Die 80er? Scheiß drauf! Hier kommt der Garage Rock der 60er. Wie eine besoffene Version von Dick Dale klingen die Dum Dum Girls und lärmen so wunderschön dreckig und kaputt, dass man sofort an Hole, die Band von Cobain Witwe Courtney Love, denken muss, die mal so ähnlich unperfekt und großartig klangen, bevor sie dann irgendwo in der High Society von Hollywood gestrandet sind. Ihre Heimat haben die Dum Dum Girls auf dem Kultlabel Sub Pop, welches uns in den späten 80ern und frühen 90ern eine Menge großartiger Grunge Bands bescherte, dann eine zeitlang in der Bedeutungslosigkeit verschwand und seit Jahren plötzlich wieder mit einem großartigen Signing nach dem anderen die Musikwelt um Bands wie CSS, Band of Horses, Fleet Foxes, und Beach House bereichert.

Auf dem Album “I Will be” (Vö: 03.04.2010)  gibt es übrigens einen Song namens “Oh Mein M” und rührt von der Deutsch-Affinität von Frontfrau Kristin Gundred, die ein Jahr in Deutschland verbracht hat. Zudem gibt es eine mittlerweile ausverkaufe Anthology namens “Blissed Out” die es nur auf Tape sprich Kassette (!)  gab.

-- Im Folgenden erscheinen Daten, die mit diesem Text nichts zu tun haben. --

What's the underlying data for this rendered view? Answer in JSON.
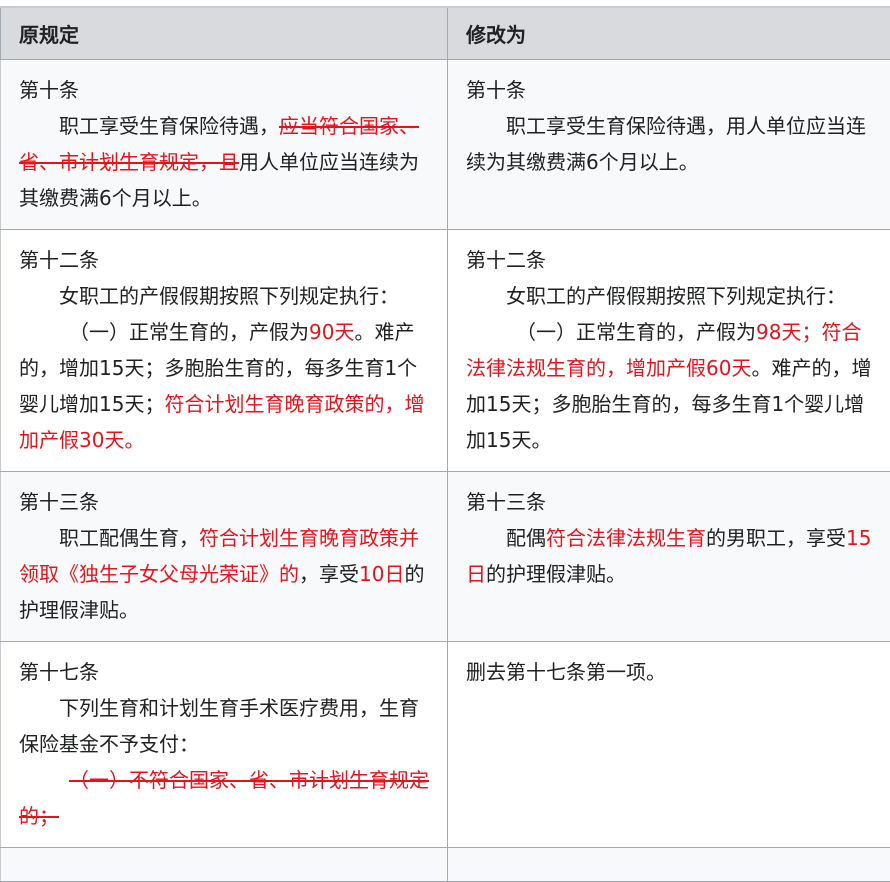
{
  "header": {
    "col_original": "原规定",
    "col_revised": "修改为"
  },
  "rows": [
    {
      "original": {
        "article": "第十条",
        "p1_a": "职工享受生育保险待遇，",
        "p1_del": "应当符合国家、省、市计划生育规定，且",
        "p1_b": "用人单位应当连续为其缴费满6个月以上。"
      },
      "revised": {
        "article": "第十条",
        "p1": "职工享受生育保险待遇，用人单位应当连续为其缴费满6个月以上。"
      }
    },
    {
      "original": {
        "article": "第十二条",
        "p1": "女职工的产假假期按照下列规定执行：",
        "p2_a": "（一）正常生育的，产假为",
        "p2_red1": "90天",
        "p2_b": "。难产的，增加15天；多胞胎生育的，每多生育1个婴儿增加15天；",
        "p2_red2": "符合计划生育晚育政策的，增加产假30天。"
      },
      "revised": {
        "article": "第十二条",
        "p1": "女职工的产假假期按照下列规定执行：",
        "p2_a": "（一）正常生育的，产假为",
        "p2_red1": "98天",
        "p2_b": "；",
        "p2_red2": "符合法律法规生育的，增加产假60天",
        "p2_c": "。难产的，增加15天；多胞胎生育的，每多生育1个婴儿增加15天。"
      }
    },
    {
      "original": {
        "article": "第十三条",
        "p1_a": "职工配偶生育，",
        "p1_red1": "符合计划生育晚育政策并领取《独生子女父母光荣证》的",
        "p1_b": "，享受",
        "p1_red2": "10日",
        "p1_c": "的护理假津贴。"
      },
      "revised": {
        "article": "第十三条",
        "p1_a": "配偶",
        "p1_red1": "符合法律法规生育",
        "p1_b": "的男职工，享受",
        "p1_red2": "15日",
        "p1_c": "的护理假津贴。"
      }
    },
    {
      "original": {
        "article": "第十七条",
        "p1": "下列生育和计划生育手术医疗费用，生育保险基金不予支付：",
        "p2_del": "（一）不符合国家、省、市计划生育规定的；"
      },
      "revised": {
        "p1": "删去第十七条第一项。"
      }
    }
  ],
  "colors": {
    "highlight": "#e8131a",
    "header_bg": "#d8dadd",
    "row_alt_bg": "#f8f9fa"
  }
}
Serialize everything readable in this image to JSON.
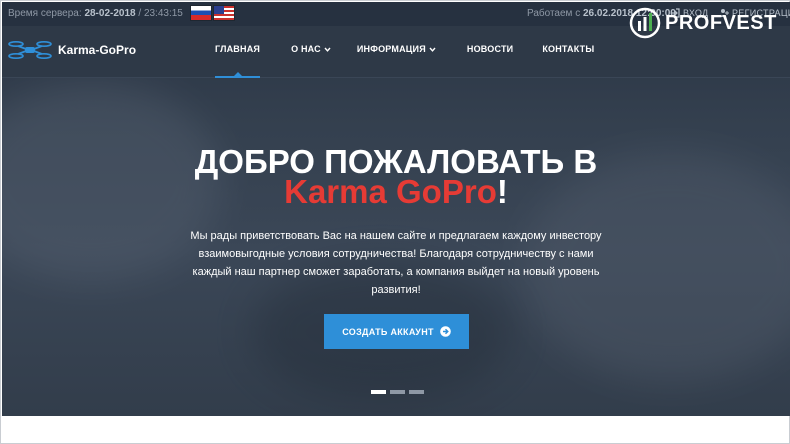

Soundfanatiker, die sich den ganzen Tag um Begriffe wie Klirrfaktor und angeblich besseren Vinylsound streiten, wird es hier aus den Ohren bluten, so noisig und pur ist der Sound, der aus den Boxen krächzt. Hochglanzproduktionen gibt es schließlich genug und so langsam wird es mal wieder Zeit die Ohren durchzupusten. Freunde von Chrystal Stilts, Wavvves, Crocodiles, Vivian Girls und Deerhunter sind hier gut aufgehoben. Vergessen wir also “indie” und stellen einfach fest: Der US-Underground ist wieder da und es geht ihm verdammt gut.